We firstly found that the cellular uptake efficacy of positively charged PEG-GO nanosheets was higher than that of the negatively charged PEG-GO nanosheets. Previous studies have also consistently demonstrated that the cellular uptake efficacy of positively charged nanomaterials, including GO, was higher than that of the negatively charged ones [7,14,29,30,31,32,33,34,35]. This could be attributed to the electrostatic interactions between the charged nanomaterials and the negatively charged cell membranes [36,37]. Positively charged nanomaterials might show stronger affinity to the negatively charged cell membranes and thus enhance the nano–bio interactions, while negatively charged ones are more likely to be suspended in the solvent and thus attenuate the interactions [36]. Notably, we also found that there was no obvious difference between positively and neutrally charged PEG-GO nanosheets in terms of cellular uptake. However, Tu et al. suggested that the positively charged reduced GO sheets showed a much higher cellular uptake efficiency than neutrally charged ones [7]. The difference might be that all GO nanosheets in our work were PEGylated. Previous studies reported that PEGylation could alter the distribution of nanoparticles and inhibit the interactions between nanomaterials and cells or proteins [9,36,37,38]. We inferred that PEGylation neutralized the electrostatic interaction and lowered the affinity between positively charged PEG-GO and negatively charged cell membranes.

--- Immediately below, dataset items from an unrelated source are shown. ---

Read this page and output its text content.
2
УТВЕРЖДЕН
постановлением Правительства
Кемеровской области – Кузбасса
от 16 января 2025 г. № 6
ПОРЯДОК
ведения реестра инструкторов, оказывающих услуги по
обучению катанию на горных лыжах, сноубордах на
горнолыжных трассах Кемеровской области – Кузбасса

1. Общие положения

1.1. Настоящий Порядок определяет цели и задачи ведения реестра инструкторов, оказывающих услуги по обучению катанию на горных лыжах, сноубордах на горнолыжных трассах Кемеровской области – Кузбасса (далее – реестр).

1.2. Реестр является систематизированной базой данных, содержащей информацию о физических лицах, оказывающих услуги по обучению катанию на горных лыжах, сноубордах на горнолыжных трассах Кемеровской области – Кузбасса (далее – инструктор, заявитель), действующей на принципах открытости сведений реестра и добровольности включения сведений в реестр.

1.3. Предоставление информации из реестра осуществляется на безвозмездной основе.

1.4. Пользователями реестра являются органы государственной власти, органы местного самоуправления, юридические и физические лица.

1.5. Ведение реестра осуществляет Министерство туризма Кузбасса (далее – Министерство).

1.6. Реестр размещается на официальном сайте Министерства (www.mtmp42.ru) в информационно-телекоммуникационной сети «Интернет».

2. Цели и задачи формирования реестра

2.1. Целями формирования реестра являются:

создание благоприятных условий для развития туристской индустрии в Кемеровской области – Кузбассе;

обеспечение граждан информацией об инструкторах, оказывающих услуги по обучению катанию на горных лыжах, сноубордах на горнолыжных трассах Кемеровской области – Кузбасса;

Previous studies (including our own) have shown that GO and its derivatives induce nanotoxicity mainly via oxidative stress and mitochondrial dysfunctions [22,23,24,26,36]. In our study, we showed that the three kinds of PEG-GO nanosheets caused surface-charge-independent oxidative stress and mitochondrial dysfunctions. Next, we evaluated the role of surface charge on gene transcriptome. We found that the similarity between positively charged (GO-PEG-NH2) and neutrally charged (GO-PEG-OCH3) groups was highest among all three paired comparisons by Pearson correlation analysis. This was consistent with our previous results that positively charged PEG-GO nanosheets and neutrally charged PEG-GO nanosheets induced similar cytotoxicity in terms of cell viability [22], cellular uptake, oxidative stress and mitochondrial functions. In addition, previous studies have demonstrated that cellular uptake of nanomaterials, including GO derivatives, mainly occurred through phagocytosis and endocytosis pathways [7,16,34]. We also found consistently that the phagosome and endocytosis pathways were significantly changed in all the PEG-GO sample treated groups.

Although our previous and present in vitro studies both proved that PEG-GO nanosheets (50 μg/mL) were toxic to hCorECs and hRCECs [22], the in vivo studies showed that they had no notable toxicity on both ocular surface and inner eyes. This might be due to the differences of the uncontrolled factors, including actual exposure time and concentrations between in vitro and in vivo experiments. In addition, in the complex in vivo environment, the protective and restorative cells (such as immune cells) might protect the eyes against external irritation and mitigate or repair potential injury [39,40]. Previous studies have also consistently demonstrated that GO-based nanomaterials have good in vivo biocompatibility with ocular surface and inner eyes [17,18,19,20,21].

Therefore, according to the results above, we believe that surface charges of PEG-GO exerted negligible effect on its ocular compatibility, except for the cellular uptake. Considering the potential application of GO-based nanomaterials in drug delivery for ocular surface and intraocular diseases, our work will provide a basis for designing GO-based nanomaterials with high drug delivery efficiency and good biocompatibility.